The night was clear but the moon was an ill-lit curve. Patch frowned, because he loved the moonlight on the bay, on the sands, on the high grasses. It silvered the world, made it lovely as a dream. Tonight was too dark. He and Thuy walked down the long path, a line of gravel threading through the salt grass, down to a small curve of beach. The blackjack oaks, gnarled and bent from the constant wind from St. Leo Bay, were dark, twisted claws in the thick night. They slipped off their shoes — boots and socks for him, espadrilles for her — and they walked to the edge of the surf, the summer-warm water tickling their toes.

“The Milky Way.” Thuy pointed at the wash of stars. “We call it v….” “What do you call kissing?”

Hon nhau.” She ran a finger down his spine and he grinned at her. “I counted those same stars as a little girl. I wanted to know exactly how many there were, I wanted them all. Like most children I was a little greedy.”

“I’m greedy for you,” Patch said.

They kissed, she leaned into him, the surf wetting the cuffs on his jeans. He slid a worn hand under the silk of her blouse when he heard a motor rev steadily, then purr and die. He leaned back from her.

“Patch?”

“Listen.”

He heard it again, a truck motor, the engine rumbling, a door slamming, down the beach and over to the west, deep in the grasslands, in a thick growth of oaks, from the southern end of Black Jack Point.

“Goddamn it,” he said.

“What is it?”

“Kids joy-riding on my land.” He walked up the beach, smacked sand off the bottom of his feet, hopped, pulled on socks, yanked on his cowboy boots.

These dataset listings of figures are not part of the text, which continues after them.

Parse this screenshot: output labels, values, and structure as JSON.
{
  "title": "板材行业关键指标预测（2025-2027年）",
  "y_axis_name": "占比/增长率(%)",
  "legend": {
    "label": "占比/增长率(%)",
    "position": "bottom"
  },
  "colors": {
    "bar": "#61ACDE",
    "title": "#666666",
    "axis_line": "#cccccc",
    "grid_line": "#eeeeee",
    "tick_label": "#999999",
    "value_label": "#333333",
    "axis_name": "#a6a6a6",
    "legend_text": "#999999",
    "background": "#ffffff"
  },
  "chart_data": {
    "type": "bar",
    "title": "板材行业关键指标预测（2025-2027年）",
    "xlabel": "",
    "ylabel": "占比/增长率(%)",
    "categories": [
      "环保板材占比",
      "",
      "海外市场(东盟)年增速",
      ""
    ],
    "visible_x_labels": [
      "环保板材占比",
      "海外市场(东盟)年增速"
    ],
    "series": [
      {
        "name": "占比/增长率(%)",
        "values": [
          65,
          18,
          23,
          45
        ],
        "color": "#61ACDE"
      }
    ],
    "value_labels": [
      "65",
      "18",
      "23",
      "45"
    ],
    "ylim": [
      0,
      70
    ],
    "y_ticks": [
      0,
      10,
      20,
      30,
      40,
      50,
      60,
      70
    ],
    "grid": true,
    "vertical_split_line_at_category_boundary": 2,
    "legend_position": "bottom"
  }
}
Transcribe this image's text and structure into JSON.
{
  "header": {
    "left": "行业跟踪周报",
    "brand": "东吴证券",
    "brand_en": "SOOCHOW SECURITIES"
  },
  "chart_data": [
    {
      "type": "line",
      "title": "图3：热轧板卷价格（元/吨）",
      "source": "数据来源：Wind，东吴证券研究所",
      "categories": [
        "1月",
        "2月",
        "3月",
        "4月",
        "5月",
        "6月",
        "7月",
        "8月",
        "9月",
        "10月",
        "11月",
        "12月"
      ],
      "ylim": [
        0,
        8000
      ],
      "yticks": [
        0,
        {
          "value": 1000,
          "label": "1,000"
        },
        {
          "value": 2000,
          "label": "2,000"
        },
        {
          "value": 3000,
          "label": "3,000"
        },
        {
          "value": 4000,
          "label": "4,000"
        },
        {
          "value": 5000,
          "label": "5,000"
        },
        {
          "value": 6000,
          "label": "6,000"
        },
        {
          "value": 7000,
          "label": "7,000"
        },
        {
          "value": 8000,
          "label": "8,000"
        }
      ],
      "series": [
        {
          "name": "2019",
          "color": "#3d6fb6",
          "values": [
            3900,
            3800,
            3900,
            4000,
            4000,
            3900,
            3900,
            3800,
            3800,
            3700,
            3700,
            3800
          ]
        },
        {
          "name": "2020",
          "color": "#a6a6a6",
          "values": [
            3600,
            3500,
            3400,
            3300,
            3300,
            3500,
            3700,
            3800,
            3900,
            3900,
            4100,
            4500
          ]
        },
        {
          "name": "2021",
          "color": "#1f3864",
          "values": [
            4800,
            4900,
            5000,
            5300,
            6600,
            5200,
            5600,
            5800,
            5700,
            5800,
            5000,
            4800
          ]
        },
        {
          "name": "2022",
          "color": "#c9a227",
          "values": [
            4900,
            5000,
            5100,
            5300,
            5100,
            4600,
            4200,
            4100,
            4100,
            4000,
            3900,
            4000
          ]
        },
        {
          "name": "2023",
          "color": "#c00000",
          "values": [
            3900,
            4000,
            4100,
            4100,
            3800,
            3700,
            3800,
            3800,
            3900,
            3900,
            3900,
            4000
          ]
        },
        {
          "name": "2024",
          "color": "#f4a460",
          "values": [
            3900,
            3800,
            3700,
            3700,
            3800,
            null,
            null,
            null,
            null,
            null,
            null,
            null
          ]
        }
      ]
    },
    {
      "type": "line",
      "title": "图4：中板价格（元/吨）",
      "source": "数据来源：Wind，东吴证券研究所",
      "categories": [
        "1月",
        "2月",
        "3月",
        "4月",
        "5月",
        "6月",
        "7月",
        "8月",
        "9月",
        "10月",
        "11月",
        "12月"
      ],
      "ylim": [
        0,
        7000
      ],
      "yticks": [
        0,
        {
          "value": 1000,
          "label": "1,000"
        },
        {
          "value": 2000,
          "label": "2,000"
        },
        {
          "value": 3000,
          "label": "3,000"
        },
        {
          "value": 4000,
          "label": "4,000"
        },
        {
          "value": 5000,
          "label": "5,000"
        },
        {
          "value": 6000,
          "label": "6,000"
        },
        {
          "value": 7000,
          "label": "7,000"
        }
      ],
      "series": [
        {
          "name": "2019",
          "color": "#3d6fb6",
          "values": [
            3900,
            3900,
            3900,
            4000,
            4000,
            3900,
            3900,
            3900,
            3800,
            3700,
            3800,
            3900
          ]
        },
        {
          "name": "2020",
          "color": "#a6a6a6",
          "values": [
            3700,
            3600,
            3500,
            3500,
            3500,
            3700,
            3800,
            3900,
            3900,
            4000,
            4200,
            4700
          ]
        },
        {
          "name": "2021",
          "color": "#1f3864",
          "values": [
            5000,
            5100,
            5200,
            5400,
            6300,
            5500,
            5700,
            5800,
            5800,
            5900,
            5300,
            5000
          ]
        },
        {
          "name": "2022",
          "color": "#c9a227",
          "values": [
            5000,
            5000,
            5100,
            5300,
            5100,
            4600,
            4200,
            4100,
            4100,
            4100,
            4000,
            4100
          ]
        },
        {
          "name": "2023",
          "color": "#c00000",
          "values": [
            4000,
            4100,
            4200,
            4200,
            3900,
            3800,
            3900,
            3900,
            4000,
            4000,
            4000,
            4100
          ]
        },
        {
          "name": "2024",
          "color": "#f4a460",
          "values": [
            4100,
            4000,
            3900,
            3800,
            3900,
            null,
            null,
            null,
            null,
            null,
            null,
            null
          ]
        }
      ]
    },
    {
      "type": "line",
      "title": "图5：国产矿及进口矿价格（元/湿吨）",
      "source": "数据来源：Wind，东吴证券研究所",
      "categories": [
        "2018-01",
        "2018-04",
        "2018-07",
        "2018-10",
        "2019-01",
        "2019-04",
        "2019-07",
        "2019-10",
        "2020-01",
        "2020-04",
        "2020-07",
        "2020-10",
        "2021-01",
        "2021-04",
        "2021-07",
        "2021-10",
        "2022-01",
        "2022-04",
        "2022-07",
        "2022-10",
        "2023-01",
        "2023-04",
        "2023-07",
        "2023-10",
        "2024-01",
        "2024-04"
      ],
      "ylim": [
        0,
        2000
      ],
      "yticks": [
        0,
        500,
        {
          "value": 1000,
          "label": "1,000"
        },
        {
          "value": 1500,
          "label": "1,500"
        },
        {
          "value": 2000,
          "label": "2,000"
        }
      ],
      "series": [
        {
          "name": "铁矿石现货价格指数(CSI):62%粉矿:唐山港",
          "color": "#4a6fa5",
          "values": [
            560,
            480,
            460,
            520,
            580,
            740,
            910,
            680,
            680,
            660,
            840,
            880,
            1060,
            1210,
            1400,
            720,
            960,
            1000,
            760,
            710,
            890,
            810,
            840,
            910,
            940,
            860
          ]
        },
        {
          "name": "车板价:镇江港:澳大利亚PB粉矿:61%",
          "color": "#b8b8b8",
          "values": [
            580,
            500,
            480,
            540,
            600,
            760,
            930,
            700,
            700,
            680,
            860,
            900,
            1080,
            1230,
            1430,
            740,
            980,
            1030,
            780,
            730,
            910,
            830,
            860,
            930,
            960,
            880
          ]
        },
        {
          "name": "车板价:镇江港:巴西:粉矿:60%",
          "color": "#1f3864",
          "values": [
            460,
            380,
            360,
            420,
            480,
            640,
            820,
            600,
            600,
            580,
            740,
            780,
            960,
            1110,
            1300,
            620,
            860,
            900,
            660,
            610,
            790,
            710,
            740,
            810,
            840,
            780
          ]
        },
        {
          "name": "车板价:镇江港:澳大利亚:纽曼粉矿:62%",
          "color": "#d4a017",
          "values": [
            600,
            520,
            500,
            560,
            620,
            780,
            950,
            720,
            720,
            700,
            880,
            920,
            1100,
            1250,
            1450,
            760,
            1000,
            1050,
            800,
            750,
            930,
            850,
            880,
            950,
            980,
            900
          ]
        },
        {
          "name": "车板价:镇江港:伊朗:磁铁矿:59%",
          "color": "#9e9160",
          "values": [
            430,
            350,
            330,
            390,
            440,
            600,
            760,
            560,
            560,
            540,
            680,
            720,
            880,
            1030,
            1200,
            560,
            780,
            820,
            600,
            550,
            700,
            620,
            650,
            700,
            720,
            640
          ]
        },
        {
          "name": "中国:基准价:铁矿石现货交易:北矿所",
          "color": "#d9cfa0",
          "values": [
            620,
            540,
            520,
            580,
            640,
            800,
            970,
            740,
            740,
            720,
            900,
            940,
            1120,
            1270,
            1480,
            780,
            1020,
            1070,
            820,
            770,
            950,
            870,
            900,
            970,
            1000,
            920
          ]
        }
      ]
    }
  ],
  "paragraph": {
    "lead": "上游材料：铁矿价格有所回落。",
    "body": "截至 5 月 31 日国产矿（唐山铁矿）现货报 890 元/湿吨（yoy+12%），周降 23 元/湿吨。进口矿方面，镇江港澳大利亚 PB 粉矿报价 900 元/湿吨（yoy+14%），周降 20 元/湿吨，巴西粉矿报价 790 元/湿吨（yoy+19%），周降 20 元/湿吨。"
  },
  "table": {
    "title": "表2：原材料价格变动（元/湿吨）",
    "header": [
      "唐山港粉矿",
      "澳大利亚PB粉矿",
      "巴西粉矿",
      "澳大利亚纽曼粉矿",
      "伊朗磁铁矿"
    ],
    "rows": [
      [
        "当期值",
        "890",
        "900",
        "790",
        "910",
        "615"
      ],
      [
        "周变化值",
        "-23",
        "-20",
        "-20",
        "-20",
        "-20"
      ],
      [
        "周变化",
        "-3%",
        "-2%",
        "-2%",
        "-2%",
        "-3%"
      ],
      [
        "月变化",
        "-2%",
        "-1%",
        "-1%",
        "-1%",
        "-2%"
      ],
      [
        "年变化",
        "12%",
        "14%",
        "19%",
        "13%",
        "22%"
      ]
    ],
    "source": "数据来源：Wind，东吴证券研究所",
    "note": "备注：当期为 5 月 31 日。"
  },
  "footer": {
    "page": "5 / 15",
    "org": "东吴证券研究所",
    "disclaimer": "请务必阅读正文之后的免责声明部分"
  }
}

“Let them be. Let’s count the stars.”

“They’re trespassing,” he said. “Digging ruts in my land.”

“Maybe they’re looking for a makeout spot.”

“Not here. This is our spot.”

“Just call the police,” she said.

“Naw. I’m gonna go talk to them. You go on back to the house.”

“No.” She slipped on her flats. “I’ll go with you.”

“Might be snakes out there.”

“I’m not afraid.” She slipped her hand into his. “I show you how to lecture kids.”

They walked up the beach, into the grasslands, into the darkness.